= Chris Langdon =

American artist

Chris Langdon (born 1952) is an American artist based in Los Angeles who produced a large body of work in many media, including painting, sculpture, graphics, assemblage, photography, film, and video.

== Biography ==
While attending California Institute of the Arts from 1971-76 in the Film (BFA) and Art (MFA) schools, Chris was extremely prolific, in particular producing about forty 16mm and 35mm films, in addition to assisting artists Robert Nelson, John Baldessari, and Jack Goldstein in the production of some of their films.

Chris's film work was influenced by, but also satirized tendencies in the Los Angeles art world toward conceptual and structural work. Most of her film work makes extensive use of lively and unexpected humor and employs the tropes of so-called "low" culture. Including corny references and pulp media, to make biting critiques and comments on (and devilish subversions of) the ways in which we ingest images, and what our minds then do with them.

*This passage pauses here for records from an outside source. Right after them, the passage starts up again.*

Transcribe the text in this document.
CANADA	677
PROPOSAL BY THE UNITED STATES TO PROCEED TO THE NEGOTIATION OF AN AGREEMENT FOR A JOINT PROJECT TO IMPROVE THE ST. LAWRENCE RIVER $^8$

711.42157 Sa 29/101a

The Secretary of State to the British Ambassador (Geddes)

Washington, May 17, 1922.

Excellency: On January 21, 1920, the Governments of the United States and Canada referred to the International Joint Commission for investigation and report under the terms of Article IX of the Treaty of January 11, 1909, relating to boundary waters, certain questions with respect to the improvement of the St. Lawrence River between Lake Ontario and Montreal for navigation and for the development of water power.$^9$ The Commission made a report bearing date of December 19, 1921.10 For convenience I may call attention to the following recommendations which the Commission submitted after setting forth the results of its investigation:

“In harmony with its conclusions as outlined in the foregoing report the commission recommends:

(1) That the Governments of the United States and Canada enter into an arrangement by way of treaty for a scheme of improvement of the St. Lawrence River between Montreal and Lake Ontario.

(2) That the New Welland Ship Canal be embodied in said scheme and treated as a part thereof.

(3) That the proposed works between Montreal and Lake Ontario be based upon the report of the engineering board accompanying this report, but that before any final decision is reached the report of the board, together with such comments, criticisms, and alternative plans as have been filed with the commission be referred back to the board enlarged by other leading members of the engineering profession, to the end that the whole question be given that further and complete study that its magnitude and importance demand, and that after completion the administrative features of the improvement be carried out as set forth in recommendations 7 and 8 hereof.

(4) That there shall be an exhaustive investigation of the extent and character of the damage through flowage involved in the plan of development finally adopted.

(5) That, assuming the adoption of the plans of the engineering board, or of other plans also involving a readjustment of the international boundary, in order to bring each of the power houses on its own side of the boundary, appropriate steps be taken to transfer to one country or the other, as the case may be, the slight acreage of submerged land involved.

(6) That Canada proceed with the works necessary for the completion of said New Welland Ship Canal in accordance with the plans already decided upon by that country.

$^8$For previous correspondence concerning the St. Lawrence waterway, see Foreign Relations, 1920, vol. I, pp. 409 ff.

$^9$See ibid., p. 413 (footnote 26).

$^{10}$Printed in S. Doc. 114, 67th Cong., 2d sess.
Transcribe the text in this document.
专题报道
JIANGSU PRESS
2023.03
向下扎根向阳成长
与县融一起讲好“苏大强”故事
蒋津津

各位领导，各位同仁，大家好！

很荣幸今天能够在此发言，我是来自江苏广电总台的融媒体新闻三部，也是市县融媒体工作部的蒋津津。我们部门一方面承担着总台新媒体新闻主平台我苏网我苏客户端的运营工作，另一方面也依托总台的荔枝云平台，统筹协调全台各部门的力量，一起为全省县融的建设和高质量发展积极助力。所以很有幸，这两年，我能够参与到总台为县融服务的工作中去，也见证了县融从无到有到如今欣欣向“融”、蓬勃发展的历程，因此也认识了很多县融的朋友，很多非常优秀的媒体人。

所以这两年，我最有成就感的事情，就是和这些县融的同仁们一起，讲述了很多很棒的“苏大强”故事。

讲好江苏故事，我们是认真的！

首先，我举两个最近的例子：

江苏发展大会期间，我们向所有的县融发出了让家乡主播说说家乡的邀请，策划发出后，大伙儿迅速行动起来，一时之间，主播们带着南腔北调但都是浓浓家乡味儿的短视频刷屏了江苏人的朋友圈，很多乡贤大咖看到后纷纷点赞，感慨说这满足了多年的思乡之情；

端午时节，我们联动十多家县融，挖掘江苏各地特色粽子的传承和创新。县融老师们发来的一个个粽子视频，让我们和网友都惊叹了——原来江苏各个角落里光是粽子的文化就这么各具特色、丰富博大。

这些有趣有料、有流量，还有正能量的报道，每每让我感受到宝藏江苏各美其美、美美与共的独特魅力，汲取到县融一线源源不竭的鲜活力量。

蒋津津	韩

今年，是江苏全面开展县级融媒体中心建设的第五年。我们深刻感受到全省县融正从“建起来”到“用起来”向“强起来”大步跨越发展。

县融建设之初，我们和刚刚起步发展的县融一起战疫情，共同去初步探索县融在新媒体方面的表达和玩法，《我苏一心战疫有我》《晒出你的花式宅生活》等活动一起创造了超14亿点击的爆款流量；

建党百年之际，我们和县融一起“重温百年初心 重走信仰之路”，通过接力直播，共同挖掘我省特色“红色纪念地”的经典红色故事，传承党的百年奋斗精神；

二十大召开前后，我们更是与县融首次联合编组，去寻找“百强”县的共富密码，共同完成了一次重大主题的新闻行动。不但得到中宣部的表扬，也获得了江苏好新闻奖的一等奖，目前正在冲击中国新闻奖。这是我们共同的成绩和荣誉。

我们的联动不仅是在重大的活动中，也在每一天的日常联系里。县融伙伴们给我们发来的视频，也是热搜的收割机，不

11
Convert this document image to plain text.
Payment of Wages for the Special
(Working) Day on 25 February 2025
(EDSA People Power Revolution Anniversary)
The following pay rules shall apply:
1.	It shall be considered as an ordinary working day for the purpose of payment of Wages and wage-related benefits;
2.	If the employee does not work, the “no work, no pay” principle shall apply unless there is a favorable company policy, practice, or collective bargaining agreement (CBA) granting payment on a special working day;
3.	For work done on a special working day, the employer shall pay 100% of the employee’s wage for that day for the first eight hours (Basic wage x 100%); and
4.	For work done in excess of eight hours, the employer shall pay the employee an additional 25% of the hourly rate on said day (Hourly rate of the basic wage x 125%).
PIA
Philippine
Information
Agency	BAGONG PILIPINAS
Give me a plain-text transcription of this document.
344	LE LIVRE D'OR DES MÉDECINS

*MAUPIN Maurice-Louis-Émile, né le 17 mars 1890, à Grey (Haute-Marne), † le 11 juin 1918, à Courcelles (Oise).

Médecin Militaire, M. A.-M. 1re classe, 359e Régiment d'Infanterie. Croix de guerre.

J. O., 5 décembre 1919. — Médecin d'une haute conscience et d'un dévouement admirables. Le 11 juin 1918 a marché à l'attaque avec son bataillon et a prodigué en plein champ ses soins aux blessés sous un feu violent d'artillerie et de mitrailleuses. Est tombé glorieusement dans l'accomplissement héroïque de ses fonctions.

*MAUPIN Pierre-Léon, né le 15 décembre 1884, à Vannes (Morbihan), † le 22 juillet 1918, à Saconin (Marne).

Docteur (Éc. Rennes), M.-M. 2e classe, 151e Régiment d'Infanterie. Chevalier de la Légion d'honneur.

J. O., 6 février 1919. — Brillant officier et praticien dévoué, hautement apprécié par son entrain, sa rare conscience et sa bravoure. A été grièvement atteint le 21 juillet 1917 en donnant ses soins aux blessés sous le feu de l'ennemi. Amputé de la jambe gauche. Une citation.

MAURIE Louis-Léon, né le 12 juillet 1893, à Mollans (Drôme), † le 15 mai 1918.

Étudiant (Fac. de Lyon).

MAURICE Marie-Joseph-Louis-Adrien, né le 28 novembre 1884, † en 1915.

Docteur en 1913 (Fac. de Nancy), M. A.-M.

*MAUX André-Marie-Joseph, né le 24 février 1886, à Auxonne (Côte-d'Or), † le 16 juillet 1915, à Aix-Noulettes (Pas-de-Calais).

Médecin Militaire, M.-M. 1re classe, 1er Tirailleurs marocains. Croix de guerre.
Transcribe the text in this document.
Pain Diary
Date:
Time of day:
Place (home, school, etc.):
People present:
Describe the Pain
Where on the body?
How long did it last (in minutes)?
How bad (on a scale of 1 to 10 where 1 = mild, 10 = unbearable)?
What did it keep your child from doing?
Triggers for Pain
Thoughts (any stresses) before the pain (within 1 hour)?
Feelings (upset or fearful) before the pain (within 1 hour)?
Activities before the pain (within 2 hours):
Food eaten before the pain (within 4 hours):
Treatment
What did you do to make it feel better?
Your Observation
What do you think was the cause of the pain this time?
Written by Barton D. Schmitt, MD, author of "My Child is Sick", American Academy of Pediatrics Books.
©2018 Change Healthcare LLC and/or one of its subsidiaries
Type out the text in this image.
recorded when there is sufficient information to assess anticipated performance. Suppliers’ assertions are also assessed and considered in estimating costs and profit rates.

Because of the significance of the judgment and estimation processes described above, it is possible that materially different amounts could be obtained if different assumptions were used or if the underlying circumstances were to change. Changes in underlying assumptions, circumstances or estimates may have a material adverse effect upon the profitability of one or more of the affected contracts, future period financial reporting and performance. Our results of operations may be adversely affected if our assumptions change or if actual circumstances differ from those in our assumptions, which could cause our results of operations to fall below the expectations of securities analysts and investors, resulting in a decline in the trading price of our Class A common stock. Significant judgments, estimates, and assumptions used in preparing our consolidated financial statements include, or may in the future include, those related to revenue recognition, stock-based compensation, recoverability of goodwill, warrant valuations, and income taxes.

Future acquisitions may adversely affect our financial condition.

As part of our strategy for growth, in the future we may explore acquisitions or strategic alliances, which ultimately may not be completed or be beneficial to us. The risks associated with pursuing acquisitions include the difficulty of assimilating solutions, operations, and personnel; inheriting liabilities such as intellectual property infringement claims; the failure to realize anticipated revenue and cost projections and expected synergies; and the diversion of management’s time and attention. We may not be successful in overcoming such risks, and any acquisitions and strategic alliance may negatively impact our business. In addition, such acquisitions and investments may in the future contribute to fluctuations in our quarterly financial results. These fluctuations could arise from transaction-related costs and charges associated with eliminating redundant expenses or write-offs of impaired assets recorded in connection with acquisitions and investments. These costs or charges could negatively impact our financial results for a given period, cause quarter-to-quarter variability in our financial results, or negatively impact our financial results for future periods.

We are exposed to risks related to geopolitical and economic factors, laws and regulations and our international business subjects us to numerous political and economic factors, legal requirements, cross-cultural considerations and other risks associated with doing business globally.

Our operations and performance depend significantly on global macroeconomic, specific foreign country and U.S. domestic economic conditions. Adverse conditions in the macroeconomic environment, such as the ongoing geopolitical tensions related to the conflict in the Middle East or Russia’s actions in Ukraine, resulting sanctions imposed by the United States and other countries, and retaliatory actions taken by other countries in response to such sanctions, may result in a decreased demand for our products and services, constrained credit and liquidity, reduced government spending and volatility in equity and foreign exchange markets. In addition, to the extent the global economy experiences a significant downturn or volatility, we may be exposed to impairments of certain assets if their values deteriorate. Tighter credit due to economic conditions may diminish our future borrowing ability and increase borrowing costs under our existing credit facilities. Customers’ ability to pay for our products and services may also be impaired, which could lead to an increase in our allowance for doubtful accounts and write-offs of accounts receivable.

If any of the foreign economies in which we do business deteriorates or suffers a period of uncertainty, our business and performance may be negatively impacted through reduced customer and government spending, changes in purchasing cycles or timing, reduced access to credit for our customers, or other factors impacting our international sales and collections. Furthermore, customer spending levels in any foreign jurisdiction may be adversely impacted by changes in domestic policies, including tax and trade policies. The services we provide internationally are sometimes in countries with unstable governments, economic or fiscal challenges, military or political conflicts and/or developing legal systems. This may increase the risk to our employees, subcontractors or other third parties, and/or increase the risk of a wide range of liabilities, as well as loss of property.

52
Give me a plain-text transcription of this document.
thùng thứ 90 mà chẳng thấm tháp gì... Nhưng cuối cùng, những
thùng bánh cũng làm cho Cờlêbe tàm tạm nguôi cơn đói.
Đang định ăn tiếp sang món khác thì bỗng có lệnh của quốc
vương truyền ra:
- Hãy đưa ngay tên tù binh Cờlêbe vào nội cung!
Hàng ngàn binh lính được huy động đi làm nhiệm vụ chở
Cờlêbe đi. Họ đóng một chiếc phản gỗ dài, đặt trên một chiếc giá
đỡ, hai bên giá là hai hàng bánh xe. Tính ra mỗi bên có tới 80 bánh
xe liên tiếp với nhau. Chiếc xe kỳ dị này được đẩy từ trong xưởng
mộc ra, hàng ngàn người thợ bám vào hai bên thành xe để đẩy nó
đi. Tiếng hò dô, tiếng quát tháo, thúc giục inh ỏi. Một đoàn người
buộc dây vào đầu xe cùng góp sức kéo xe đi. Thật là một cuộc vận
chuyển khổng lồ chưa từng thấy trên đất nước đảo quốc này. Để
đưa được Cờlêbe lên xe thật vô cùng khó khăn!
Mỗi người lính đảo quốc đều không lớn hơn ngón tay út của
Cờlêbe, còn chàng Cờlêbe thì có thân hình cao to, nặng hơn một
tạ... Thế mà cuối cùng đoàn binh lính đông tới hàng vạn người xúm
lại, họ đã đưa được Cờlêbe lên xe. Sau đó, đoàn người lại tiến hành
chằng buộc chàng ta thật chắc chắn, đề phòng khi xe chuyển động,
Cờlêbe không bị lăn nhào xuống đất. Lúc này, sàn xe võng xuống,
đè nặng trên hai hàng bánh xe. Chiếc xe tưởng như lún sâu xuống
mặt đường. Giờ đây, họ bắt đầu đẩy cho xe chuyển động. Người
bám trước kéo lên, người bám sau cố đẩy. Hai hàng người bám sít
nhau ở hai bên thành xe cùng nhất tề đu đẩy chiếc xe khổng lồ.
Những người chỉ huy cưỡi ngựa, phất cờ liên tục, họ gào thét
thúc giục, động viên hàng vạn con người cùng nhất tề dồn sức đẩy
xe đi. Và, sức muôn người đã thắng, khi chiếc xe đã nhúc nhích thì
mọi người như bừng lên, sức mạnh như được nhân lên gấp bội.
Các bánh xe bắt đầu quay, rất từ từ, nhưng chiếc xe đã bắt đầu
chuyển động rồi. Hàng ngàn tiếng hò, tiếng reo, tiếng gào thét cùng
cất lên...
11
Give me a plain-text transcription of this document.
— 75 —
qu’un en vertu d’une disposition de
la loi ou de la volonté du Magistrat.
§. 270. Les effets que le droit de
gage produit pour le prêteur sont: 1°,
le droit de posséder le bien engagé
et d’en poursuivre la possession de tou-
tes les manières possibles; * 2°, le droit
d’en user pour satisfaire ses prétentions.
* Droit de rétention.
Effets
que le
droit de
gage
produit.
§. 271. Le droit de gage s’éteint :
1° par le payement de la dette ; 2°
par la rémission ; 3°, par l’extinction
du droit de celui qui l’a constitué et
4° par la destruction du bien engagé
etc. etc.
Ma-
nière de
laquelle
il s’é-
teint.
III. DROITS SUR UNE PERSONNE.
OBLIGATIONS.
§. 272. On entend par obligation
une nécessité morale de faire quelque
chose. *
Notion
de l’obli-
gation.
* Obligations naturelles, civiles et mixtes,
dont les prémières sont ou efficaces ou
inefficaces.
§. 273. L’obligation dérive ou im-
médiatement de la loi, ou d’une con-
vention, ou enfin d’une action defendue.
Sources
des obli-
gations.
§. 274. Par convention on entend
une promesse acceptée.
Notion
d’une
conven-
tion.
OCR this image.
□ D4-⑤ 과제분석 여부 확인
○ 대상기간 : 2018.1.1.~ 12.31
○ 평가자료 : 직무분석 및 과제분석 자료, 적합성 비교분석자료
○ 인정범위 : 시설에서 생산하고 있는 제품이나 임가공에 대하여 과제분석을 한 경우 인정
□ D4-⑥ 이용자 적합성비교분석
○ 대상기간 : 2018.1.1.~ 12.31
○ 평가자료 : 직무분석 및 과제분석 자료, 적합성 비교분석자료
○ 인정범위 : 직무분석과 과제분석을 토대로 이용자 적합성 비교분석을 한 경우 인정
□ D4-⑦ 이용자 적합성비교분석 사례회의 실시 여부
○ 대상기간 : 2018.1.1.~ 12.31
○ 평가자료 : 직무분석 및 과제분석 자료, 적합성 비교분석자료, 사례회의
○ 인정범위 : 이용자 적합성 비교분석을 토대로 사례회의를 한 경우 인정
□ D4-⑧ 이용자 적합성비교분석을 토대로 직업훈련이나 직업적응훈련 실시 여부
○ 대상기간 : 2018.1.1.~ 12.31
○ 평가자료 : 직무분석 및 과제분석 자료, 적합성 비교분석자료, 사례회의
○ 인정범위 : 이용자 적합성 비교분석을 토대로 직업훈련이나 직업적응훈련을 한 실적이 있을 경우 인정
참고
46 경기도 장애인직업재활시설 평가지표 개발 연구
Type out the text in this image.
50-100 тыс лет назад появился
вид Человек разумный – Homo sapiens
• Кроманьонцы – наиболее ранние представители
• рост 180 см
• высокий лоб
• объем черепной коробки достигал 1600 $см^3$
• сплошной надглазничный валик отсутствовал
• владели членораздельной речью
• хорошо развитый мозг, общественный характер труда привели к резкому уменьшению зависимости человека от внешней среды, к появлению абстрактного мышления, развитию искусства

For instance, the film Bondage Boy (1973) uses an absurd and unlikely bondage setup as a satire on structuralism, while a phony post-mortem documentary on Picasso (Picasso (1973)) allows us to question the authority of images. This is the Brain of Otis Crawfield (1973) could be seen as a damning statement on both the Anglo co-opting of African-American culture and humanity, as well as a send-up of superficial "emotional" pieces that use clichéd cinematic tricks to manipulate audience reaction. Another film, Love Hospital Trailer (ca.1975) presents a series of goofy romantic and pseudo-professional interludes among its all-male cast in the guise of a soap opera TV spot.

Chris ended a long initial string of filmmaking in about 1976, and retired from making art in 1994. In 2008, she resumed painting.

 The Academy Film Archive has preserved a number of Chris Langdon's films, including Bondage Girl, Picasso, and Choppers.

==Partial filmography==

All films are 16mm unless noted. Several films are lost, a handful of which are not listed here due to lack of information.

- Go Oh Wow (1972, color, sound, 6 min.)
- My Girdle My God (ca.1972, color, sound, 15 min., never shown)
- Bondage Boy (1973, color, sound, 5.5 min.)
- Bondage Girl (1973, color, sound, 6 min.) (aka Immaculate Gate)
- Now, You Can Do Anything (made with Fred Worden, 1973, color, sound, 5.5 min.)
- Picasso (April 8, 1973, b/w, sound, 3 min.)
- The Gypsy Cried (1973, b/w, sound, 3 min.)
- This is the Brain of Otis Crawfield (1973, b/w, sound, 4 min.)
- Two Faces Have I (1973, b/w, sound, 3 min.)
- Venusville (made with Fred Worden, 1973, color, sound, 10 min.)
- Intermittent Transposition (ca. 1973-4, color, sound, 6 min.)
- The Plant Film (ca.1973-4, b/w, silent, 9 min.)
- Fun (ca.1974, b/w, sound, ca. 18 min., currently lost)
- 999 BOY (1974, b/w, sound, 10 min.) (aka Express Implication)
- My Laser (ca. 1974, color, sound, 5 min.)
- The Surf Caster’s Story (ca. 1974, b/w, sound, 4 min.)
- Thin Premises (1974, color, sound, 5 min.) (aka I’ve Seen Hundreds of Movies 2, 5, 10, 20 Times or More as Long as This, Based on Thinner Premises)
- Swimming Pool (ca. 1974, ca. 30 min. – currently lost, no other info known)
- Choppers (ca. 1975, 35mm, color, sound, 4 min.)
- Go Cart (1975, b/w, sound, 3 min.)
- Interview With an Artist (ca. 1975, b/w, sound, 14 min.) (aka Mitch Speaks)
- The Last Interview With P. Passolini [sic] (1975, b/w, sound, 6 min.)